Strategy aims to transform conflict
Rather than something to be avoided at all costs, the Baptist Peace Fellowship of North America views conflict as “holy ground.”
By Bob Allen
Conflict poses both danger and opportunity between individuals, congregations and nations, says Evelyn Hanneman, operations coordinator for the Baptist Peace Fellowship of North America.
“We like to say that conflict is holy ground, because conflict does offer you that place to deepen relationships, to move farther and deeper into that peace that Christ calls us to,” she said. “It is not calmness. It is a peace that comes from there being right relationships.”
Hanneman, who has worked in various positions for nearly 15 years with the network devoted to peace and justice issues formed in 1984, shared conflict-transformation principles the group has used in faraway places like Sudan, the Philippines and Liberia in a daylong training session preceding the American Baptist Churches USA biennial meeting June 21-23 in Overland Park, Kan.
The method differs from conflict resolution, bypassing negotiation and compromise to get to the deeper root causes that drive the conflict in the first place.
The goal, she said, is, “that issue of Shalom, where there are right relationships between everyone.” That involves “not just the surface,” she said, but is “based on working through all these things so that we actually get into the depths of the conflict so that you can move out of that in a very positive way.”
The “holy ground” metaphor is from the story of Moses at the burning bush told in the book of Exodus. Having fled justice for killing an Egyptian, God appoints Moses to return and lead the Israelites out of Egypt and into Canaan.
While it is unlikely that murder was part of God’s will for Moses, Hanneman said, it didn’t disqualify him for God’s larger redemptive plan.
For Hanneman, the moral of the story is that God can bring good even out of the worst conflicted situation. “This may not be God’s will, but it’s where we as people with our free will have ended up,” she said. “Now what is God got going in this situation, and where can I be in that transformation process?”
The process includes understanding that people react to conflict in different ways, including those who come in to seek reconciliation.
“I think you need to understand how you respond to deal with the conflict,” she said. “If you are not self-aware, it is very difficult to be effective in a conflict situation.”
She assigned zoo animals to represent the various strategies common to conflict of all kinds:
The Turtle represents people whose gut reaction is to avoid conflict. They are unassertive and passive, want to be neutral and avoid tension or discomfort. The result, she said, is often: “You lose; I lose.”
The Koala wants to accommodate. These people want to embrace everyone and will sacrifice themselves and accept blame to bring about peace. Their intent is to preserve even a superficial peace, believing that getting along is more important than work or goals. The typical outcome to the approach is: “You win; I lose.”
The Rhino is those whose first impulse is to compete. They are assertive or even domineering. Whether using diplomacy or raw power, they believe their way is the only way. Rhinos believe their ideas, values and goals are supreme, and they cannot let people stand in the way. The usual outcome is: “You lose; I win.”

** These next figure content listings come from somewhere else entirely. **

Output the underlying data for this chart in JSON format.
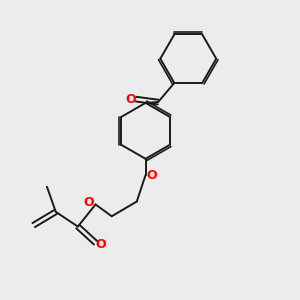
{
  "bg_color": "#ececec",
  "bond_color": "#1a1a1a",
  "o_color": "#ff0000",
  "lw": 1.4,
  "fig_size": [
    3.0,
    3.0
  ],
  "dpi": 100,
  "xlim": [
    0,
    10
  ],
  "ylim": [
    0,
    10
  ]
}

The Fox’s strategy is compromise. They subordinate personal desires for the common good of all parties and seek creative and effective compromise. Their rationale is that you can’t fully please everyone, so they desire to make everyone partially satisfied and to preserve relationships. Their outcome is: “You win some; I win some.”
The Dolphin wants to collaborate. They are assertive but also flexible. They promote mutual respect, open communication and full participation by everyone involved. Their intent is not to avoid conflict but to turn it into a positive, problem-solving process. The desired outcome is: “You win; I win.”
Hanneman said no single strategy is best for every conflict. If it is not your problem or relatively minor, the Turtle might be the best way to respond. The Rhino can be needed if a quick or unpopular decision must be made or if survival is at stake.
The Koala approach is appropriate when you are unsure of your own ideas or are in a weak position. The Fox’s compromise is appropriate if the goals of all parties are valid, differences are not worth fighting over or if time doesn’t allow for deeper solutions.
In most conflicts, however, the Dolphin works best when long-term goals and relationships are involved and maturity and patience are available to see it through.
Recognizing your own conflict-management strategy going in is important, Hanneman said, because: “In conflict we usually respond with our gut. We usually go into our alarm zone.”
© 2014 Associated Baptist Press, Inc.